Environmental activist Bill McKibben, co-founder of the climate action group 350.org, said, “If 350.org has a patron saint, it’s Jim. It was his 2008 paper that gave us our name, identifying 350 parts per million CO2 as the safe upper limit for carbon in the atmosphere.”

“But as much as for his science, we respect him for his courage,” said McKibben. “He’s always been willing to speak the truth bluntly, from the day in 1988 when he told Congress that the time had come “to stop waffling so much and say the planet was warming,” to all he’s done to bring attention to damaging projects like Keystone XL – even to the point of risking arrest to do so. I have no doubt he’ll go on doing science, and speaking plainly.”

“One reason we’re fighting the pipeline,” said McKibben, “is because Jim Hansen did the math to show that if we combusted the tar sands on top of all else we burn, it would be ‘game over for the climate.'”

McKibben is asking that as a “tribute” to Hansen, people send public comments to the U.S. state Department opposing the Keystone XL pipeline, which needs a Presidential Permit to cross the Canada-U.S. border.

“Together with our friends across the movement, we’re aiming for an ambitious target of one million comments to the State Department to stop the pipeline,” McKibben said.

Sierra Club Executive Director Michael Brune said, “As the nation’s foremost climate scientist, he has matched his groundbreaking research with passionate advocacy. Dr. Hansen understands the climate crisis is a moral crisis, and he’s stood up, spoken out, and even engaged in civil disobedience to ensure critical issues about the planet our children will inherit do not vanish from the public debate.”

James Hansen
James Hansen speaks at a 350.org climate action rally, Washington, DC, October 10, 2010 (Photo by 350.org)

Hansen was trained in physics and astronomy in James Van Allen’s space science program at the University of Iowa, receiving his bachelor’s degree with highest distinction in physics and mathematics, master’s degree in astronomy, and Ph.D. in physics in 1967. Except for 1969, when he was a National Science Foundation post-doctoral student at the Leiden Observatory in Holland, Hansen spent his professional career at GISS. Hansen was a visiting student at the Institute of Astrophysics, University of Kyoto and Department of Astronomy, Tokyo University, Japan from 1965-1966.

Since the mid-1970s, he has focused on studies and computer simulations of Earth’s climate, working to understand the climate system and human impacts on global climate. Hansen’s testimony before Congress in 1988 helped to raise the broad public awareness of the global climate change as an important issue for us all.

His research has been aligned with the development of increasingly sophisticated satellite platform measurements, such as the terrestrial radiation budget, ozone and weather-related data, and the need for increasingly sophisticated atmospheric models to assess and evaluate the information content and utility of these measurements.

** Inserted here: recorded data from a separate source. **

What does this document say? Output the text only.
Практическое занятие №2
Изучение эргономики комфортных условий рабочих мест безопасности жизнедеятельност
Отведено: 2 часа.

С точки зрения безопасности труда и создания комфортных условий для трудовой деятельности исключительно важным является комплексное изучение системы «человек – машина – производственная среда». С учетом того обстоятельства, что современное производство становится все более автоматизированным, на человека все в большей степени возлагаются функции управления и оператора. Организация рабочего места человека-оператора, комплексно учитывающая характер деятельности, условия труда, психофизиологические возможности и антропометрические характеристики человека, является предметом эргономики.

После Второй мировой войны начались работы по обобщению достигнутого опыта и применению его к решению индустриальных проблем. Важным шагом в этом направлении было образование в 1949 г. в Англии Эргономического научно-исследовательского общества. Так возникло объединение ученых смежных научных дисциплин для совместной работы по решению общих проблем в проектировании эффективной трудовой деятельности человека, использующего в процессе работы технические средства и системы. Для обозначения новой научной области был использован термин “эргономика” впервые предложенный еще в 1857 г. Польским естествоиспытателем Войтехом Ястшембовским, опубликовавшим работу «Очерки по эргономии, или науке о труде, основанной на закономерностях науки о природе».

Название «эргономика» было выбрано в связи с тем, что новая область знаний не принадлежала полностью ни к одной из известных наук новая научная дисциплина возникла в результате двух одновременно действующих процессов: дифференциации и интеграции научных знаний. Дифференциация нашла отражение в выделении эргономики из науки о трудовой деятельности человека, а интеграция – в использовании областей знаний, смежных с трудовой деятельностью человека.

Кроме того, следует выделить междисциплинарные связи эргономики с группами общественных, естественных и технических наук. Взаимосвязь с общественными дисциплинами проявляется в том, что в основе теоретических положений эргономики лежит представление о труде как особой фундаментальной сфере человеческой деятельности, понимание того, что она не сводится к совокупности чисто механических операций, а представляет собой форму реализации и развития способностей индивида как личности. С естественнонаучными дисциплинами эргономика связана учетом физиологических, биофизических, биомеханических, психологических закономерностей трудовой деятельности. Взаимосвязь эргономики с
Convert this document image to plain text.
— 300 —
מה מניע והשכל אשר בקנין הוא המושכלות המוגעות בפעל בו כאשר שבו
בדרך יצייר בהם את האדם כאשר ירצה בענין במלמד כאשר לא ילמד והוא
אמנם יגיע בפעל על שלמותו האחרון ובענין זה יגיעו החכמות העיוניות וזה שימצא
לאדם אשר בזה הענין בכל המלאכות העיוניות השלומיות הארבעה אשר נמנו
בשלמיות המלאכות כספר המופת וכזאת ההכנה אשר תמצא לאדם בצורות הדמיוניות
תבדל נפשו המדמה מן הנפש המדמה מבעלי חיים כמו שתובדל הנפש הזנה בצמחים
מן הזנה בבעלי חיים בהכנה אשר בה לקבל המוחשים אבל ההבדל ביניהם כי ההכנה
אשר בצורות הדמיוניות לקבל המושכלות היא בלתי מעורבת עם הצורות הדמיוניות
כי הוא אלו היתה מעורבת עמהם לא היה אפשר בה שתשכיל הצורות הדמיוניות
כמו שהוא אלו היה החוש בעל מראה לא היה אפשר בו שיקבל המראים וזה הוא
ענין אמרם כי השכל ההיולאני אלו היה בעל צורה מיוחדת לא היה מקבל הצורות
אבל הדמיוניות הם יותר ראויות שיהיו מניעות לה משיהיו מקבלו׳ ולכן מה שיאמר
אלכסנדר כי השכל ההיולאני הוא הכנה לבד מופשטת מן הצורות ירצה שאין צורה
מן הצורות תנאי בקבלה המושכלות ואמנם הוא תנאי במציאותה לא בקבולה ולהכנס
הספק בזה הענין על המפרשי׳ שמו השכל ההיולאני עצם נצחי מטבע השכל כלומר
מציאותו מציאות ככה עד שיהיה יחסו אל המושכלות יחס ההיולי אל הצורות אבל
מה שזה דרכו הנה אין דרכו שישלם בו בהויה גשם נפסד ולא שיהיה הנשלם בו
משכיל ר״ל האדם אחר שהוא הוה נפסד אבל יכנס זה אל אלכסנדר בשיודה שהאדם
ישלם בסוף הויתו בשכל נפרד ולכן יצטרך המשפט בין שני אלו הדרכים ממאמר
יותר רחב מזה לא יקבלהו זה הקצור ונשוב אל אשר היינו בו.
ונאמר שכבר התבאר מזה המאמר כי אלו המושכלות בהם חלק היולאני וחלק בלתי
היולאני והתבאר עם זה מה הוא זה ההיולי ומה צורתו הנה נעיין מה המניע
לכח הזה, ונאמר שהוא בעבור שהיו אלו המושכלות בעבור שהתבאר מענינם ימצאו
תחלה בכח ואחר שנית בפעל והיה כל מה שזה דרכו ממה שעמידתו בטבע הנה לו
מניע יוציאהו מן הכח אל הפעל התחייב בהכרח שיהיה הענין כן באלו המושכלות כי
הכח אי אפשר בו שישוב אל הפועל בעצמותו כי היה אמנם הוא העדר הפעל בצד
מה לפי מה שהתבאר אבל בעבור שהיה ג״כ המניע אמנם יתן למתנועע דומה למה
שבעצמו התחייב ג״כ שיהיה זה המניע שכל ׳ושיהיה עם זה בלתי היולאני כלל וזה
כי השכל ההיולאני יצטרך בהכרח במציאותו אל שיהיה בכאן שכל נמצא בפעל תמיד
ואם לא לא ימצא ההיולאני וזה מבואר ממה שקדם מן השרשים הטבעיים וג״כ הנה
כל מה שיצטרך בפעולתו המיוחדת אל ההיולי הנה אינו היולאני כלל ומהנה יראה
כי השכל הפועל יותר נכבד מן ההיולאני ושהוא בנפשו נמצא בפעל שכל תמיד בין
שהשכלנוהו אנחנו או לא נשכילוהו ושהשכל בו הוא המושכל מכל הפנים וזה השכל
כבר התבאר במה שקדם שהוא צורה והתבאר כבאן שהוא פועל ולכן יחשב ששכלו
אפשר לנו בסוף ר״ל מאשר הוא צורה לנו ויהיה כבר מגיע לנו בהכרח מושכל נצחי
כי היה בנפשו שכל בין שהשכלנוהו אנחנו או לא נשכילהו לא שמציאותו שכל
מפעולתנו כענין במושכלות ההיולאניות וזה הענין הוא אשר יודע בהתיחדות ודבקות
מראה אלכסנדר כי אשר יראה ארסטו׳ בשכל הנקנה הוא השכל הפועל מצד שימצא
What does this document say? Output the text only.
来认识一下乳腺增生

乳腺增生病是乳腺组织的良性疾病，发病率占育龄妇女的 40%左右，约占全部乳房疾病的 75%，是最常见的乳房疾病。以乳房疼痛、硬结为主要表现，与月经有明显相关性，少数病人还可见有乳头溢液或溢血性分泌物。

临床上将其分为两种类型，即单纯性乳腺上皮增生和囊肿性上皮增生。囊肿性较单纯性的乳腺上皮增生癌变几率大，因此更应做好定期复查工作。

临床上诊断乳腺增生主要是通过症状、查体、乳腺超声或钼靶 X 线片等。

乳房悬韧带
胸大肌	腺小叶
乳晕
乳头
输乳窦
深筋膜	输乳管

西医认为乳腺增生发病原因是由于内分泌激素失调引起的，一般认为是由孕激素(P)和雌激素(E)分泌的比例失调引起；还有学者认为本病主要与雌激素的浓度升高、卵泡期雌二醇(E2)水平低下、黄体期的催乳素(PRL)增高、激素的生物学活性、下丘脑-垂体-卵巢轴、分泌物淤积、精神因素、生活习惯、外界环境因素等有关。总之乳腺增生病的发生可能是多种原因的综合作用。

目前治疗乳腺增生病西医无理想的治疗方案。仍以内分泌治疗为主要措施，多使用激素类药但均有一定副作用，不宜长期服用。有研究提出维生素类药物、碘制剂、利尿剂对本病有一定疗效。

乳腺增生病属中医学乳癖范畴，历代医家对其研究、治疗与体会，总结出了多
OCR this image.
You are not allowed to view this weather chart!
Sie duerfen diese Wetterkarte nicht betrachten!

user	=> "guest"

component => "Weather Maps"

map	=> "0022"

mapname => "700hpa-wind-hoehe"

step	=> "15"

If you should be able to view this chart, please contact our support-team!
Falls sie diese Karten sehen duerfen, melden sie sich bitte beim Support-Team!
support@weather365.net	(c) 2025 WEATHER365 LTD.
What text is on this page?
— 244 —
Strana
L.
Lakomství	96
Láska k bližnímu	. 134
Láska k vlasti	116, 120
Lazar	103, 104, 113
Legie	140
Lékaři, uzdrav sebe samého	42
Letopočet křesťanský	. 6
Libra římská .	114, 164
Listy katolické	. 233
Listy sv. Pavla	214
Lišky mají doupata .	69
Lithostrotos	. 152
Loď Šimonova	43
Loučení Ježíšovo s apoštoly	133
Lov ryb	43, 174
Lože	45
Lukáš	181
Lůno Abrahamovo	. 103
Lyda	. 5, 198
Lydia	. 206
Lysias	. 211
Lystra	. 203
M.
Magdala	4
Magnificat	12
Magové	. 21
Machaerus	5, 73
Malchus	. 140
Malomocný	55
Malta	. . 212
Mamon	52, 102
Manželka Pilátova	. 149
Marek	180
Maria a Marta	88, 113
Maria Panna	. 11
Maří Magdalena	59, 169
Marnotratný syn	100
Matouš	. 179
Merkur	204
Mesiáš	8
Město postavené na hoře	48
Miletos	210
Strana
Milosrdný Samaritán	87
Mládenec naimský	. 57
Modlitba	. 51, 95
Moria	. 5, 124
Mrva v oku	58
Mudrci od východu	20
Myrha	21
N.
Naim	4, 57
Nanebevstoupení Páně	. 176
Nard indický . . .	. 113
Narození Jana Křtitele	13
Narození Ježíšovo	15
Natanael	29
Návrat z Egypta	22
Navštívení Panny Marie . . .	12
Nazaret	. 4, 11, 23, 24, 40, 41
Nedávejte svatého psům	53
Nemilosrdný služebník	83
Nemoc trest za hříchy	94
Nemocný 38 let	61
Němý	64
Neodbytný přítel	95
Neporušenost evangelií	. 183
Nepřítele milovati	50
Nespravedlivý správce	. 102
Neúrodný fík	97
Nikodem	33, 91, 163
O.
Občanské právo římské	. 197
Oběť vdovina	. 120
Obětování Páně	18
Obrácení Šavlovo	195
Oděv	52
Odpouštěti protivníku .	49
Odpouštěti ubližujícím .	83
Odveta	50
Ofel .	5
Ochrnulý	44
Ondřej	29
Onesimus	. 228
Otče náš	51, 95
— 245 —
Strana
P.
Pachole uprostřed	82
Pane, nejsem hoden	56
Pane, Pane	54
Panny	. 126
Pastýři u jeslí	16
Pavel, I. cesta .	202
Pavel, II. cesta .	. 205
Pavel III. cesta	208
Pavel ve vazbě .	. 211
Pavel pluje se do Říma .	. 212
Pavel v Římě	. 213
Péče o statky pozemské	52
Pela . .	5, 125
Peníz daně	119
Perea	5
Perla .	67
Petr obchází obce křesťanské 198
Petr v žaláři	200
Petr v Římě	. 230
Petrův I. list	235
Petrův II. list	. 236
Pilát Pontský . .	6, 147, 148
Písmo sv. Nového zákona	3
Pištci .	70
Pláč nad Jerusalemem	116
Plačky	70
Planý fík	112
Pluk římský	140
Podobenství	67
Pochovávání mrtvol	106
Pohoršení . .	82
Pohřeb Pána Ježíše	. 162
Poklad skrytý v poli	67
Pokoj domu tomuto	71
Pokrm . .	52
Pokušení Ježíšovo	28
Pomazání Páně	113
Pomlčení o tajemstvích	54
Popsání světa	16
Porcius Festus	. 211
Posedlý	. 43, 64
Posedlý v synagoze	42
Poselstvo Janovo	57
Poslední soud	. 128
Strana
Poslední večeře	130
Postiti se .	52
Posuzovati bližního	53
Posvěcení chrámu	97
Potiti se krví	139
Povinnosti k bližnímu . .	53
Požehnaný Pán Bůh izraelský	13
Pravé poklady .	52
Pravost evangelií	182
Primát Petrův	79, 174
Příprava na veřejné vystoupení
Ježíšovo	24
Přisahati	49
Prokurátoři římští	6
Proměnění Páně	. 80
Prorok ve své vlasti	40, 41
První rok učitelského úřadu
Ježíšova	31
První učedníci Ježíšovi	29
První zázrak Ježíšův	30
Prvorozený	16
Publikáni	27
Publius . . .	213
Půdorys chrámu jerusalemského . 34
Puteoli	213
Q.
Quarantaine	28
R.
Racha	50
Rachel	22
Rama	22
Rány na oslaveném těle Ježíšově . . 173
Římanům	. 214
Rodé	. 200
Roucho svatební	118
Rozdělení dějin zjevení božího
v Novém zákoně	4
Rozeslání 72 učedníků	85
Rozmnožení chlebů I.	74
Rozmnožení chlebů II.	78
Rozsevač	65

Current climate models are now able to reproduce the historical temperature record over the past century and to make climate change predictions for the future, keeping pace with NASA’s measurements of solar energy variations, sea level change and polar ice loss with unprecedented precision and accuracy.

Hansen has received many honors worldwide. He was elected to the National Academy of Sciences in 1995; received the Heinz Award for the Environment, and the American Geophysical Union’s Roger Revelle Medal in 2001; the World Wildlife Federation’s Conservation Medal from the Duke of Edinburgh; and was designated by Time Magazine as one of the “World’s Most Influential People” in 2006.

In 2007, Hansen received the Dan David Prize in the field of Quest for Energy and the Leo Szilard Award of the American Physical Society for Outstanding Promotion and Use of Physics for the Benefit of Society. In 2009, he was awarded the American Meteorological Society’s Carl-Gustaf Rossby Research Medal, and the Sophie and Blue Planet Prizes in 2010.

In 2012, he was awarded the Stephen Schneider Award for Climate Science Communications by Climate One, an initiative of the Commonwealth Club of San Francisco.

Hansen is known for the book he wrote in 2009, “Storms of My Grandchildren.” He also serves as adjunct professor for Earth and Environmental Studies at Columbia University’s Earth Institute.